/ngrammap

A python data structure class for storing and querying n-grams.

Primary LanguagePython

ngrammap

A python data structure class for storing and querying n-grams.

To add n-grams

Adding the n-grams (a,a,a), (a,a,b), (a,b,a), (b,a,a) which map to None

x = NGramMap()
x[('a','a','a')] = None
x[('a','a','b')] = None
x[('a','b','a')] = None
x[('b','a','a')] = None

To count n-gram frequency

Adding the n-grams (a,a,a), (a,a,b), (a,b,a), (b,a,a) several times which map to the number of times they were encountered.

ngrams = [ ('a','a','a'), ('a','a','b'), ('a','a','a'), ('a','a','b'), ('a','b','a'), ('b','a','a'), ('a','b','a'), ('b','a','a'), ('a','b','a'), ('a','b','a') ]
    
x = NGramMap()
for ngram in ngrams:
    if ngram not in x:
        x[ngram] = 0
    x[ngram] += 1
    
for ngram in x.ngrams():
    print(ngram, x[ngram])

To find n-grams which contain particular elements

Adding the n-grams (a,a,a), (a,a,b), (a,b,a), (b,a,a) several times which map to the number of times they were encountered.

ngrams = [ ('a','x','y'), ('x','a','y'), ('a','x','y'), ('b','x','y'), ('c','x','z')  ]
    
x = NGramMap()
for ngram in ngrams:
    if ngram not in x:
        x[ngram] = 0
    x[ngram] += 1
    
for ngram in x.ngrams_with_ele('a'):
    print(ngram, x[ngram])

To find n-grams which follow a particular template

Adding the n-grams (a,a,a), (a,a,b), (a,b,a), (b,a,a) several times which map to the number of times they were encountered.

ngrams = [ ('a','x','y'), ('x','a','y'), ('a','x','y'), ('b','x','y'), ('c','x','z')  ]
    
x = NGramMap()
for ngram in ngrams:
    if ngram not in x:
        x[ngram] = 0
    x[ngram] += 1
    
for ngram in x.ngrams_by_template(( None, 'x', 'y' ), { 0 }):
    print(ngram, x[ngram])

To find elements which share similar contexts

You can find elements which occur in the same context in their n-grams, for example 'a' and 'b' share a context in the n-grams (a, x, y) and (b, x, y) as do 'p' and 'q' in the n-grams (x, p, y) and (x, q, y).

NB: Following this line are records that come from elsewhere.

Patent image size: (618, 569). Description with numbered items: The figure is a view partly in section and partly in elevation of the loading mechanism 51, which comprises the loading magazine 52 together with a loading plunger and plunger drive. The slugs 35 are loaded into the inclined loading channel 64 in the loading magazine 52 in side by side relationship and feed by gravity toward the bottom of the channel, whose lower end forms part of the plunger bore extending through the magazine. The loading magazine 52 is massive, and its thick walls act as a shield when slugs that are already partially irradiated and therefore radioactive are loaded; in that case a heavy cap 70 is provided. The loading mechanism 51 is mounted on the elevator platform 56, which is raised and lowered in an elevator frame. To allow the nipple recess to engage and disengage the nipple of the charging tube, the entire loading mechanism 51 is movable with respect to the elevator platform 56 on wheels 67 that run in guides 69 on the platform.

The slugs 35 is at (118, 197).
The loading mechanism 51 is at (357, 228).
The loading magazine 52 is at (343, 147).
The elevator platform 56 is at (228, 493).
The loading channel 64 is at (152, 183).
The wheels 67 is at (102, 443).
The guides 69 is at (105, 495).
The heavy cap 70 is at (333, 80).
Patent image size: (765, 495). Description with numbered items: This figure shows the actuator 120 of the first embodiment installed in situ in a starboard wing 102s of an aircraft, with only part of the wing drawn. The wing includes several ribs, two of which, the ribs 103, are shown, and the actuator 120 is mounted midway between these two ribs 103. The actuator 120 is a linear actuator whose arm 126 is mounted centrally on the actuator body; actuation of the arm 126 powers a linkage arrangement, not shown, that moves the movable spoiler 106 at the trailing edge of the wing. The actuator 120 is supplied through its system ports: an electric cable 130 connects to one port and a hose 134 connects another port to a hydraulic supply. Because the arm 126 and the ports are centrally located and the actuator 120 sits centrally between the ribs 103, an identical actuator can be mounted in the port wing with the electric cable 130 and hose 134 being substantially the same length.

ngrams = [ ('a','x','y'), ('x','a','y'), ('a','x','y'), ('b','x','y'), ('c','x','z')  ]
    
x = NGramMap()
for ngram in ngrams:
    if ngram not in x:
        x[ngram] = 0
    x[ngram] += 1
    
for ele in x.ngram_eles():
    print(ele)
    for ngram in x.ngrams_with_ele(ele):
        ele_index = ngram.index(ele)
        for ngram_ in x.ngrams_by_template(ngram, { ele_index }):
            if ngram_[ele_index] != ele:
                print("\t", ngram_[ele_index])